He said most of the infiltrators were foreign Arabs. Iraqi fighters have shifted elsewhere, especially to the northern city of Mosul, where Iraqi and U.S. officials acknowledge surprise at the strength of the insurgent effort in the last month.

More than 150 Iraqis, including many National Guardsmen, have been found dead in the city. On Friday, the bodies of four men were found by a burning sedan. Three were described as foreigners, one of whom was beheaded.

Turkey's Foreign Ministry said that "several temporary security guards" were killed in Mosul en route to the Turkish Embassy in Baghdad. Two other guards reached the capital, and one returned to the Turkish border with a driver, the ministry said.

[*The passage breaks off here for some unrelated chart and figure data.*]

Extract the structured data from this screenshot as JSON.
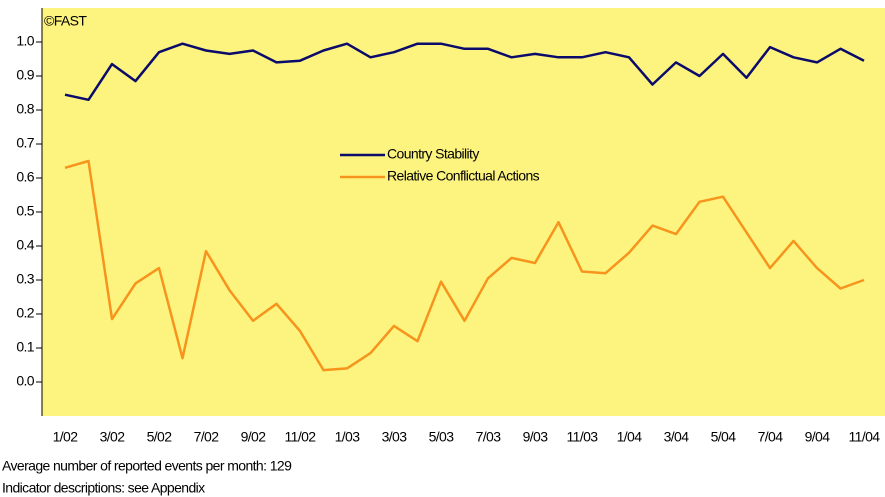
{
  "chart_data": {
    "type": "line",
    "annotation": "©FAST",
    "footnotes": [
      "Average number of reported events per month: 129",
      "Indicator descriptions: see Appendix"
    ],
    "categories": [
      "1/02",
      null,
      "3/02",
      null,
      "5/02",
      null,
      "7/02",
      null,
      "9/02",
      null,
      "11/02",
      null,
      "1/03",
      null,
      "3/03",
      null,
      "5/03",
      null,
      "7/03",
      null,
      "9/03",
      null,
      "11/03",
      null,
      "1/04",
      null,
      "3/04",
      null,
      "5/04",
      null,
      "7/04",
      null,
      "9/04",
      null,
      "11/04"
    ],
    "series": [
      {
        "name": "Country Stability",
        "color": "#0b0b6b",
        "values": [
          0.845,
          0.83,
          0.935,
          0.885,
          0.97,
          0.995,
          0.975,
          0.965,
          0.975,
          0.94,
          0.945,
          0.975,
          0.995,
          0.955,
          0.97,
          0.995,
          0.995,
          0.98,
          0.98,
          0.955,
          0.965,
          0.955,
          0.955,
          0.97,
          0.955,
          0.875,
          0.94,
          0.9,
          0.965,
          0.895,
          0.985,
          0.955,
          0.94,
          0.98,
          0.945
        ]
      },
      {
        "name": "Relative Conflictual Actions",
        "color": "#f7941d",
        "values": [
          0.63,
          0.65,
          0.185,
          0.29,
          0.335,
          0.07,
          0.385,
          0.27,
          0.18,
          0.23,
          0.15,
          0.035,
          0.04,
          0.085,
          0.165,
          0.12,
          0.295,
          0.18,
          0.305,
          0.365,
          0.35,
          0.47,
          0.325,
          0.32,
          0.38,
          0.46,
          0.435,
          0.53,
          0.545,
          0.44,
          0.335,
          0.415,
          0.335,
          0.275,
          0.3
        ]
      }
    ],
    "ylim": [
      -0.1,
      1.1
    ],
    "yticks": [
      {
        "value": 0,
        "label": "0.0"
      },
      0.1,
      0.2,
      0.3,
      0.4,
      0.5,
      0.6,
      0.7,
      0.8,
      0.9,
      {
        "value": 1,
        "label": "1.0"
      }
    ],
    "legend": "center",
    "background": "#fdf47f"
  }
}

"Mosul is the right hand of Fallujah and helped us open a new front to fight the Americans," Dulaimy said. "We admit we lost the media battle, but we didn't lose the military battle."

In Baghdad, the U.S. Embassy confirmed the identity of an American man abducted in a Nov. 1 home invasion in a prosperous capital neighborhood, the Associated Press reported. Roy Hallums worked for a Saudi company that did business with the Iraqi army. He was abducted along with two other foreigners after a gun battle in which one Iraqi guard and one attacker were killed.

"I want to plead for his life and send out prayers and hope that he will be released," his wife, Susan Hallums, said in a phone interview with the Associated Press. "There has been no proof of life since he was taken."

[The United States on Friday completely forgave $4.1 billion in debt Iraq owed it and urged other nations not part of an international debt relief agreement to follow suit, the Associated Press reported from Washington.]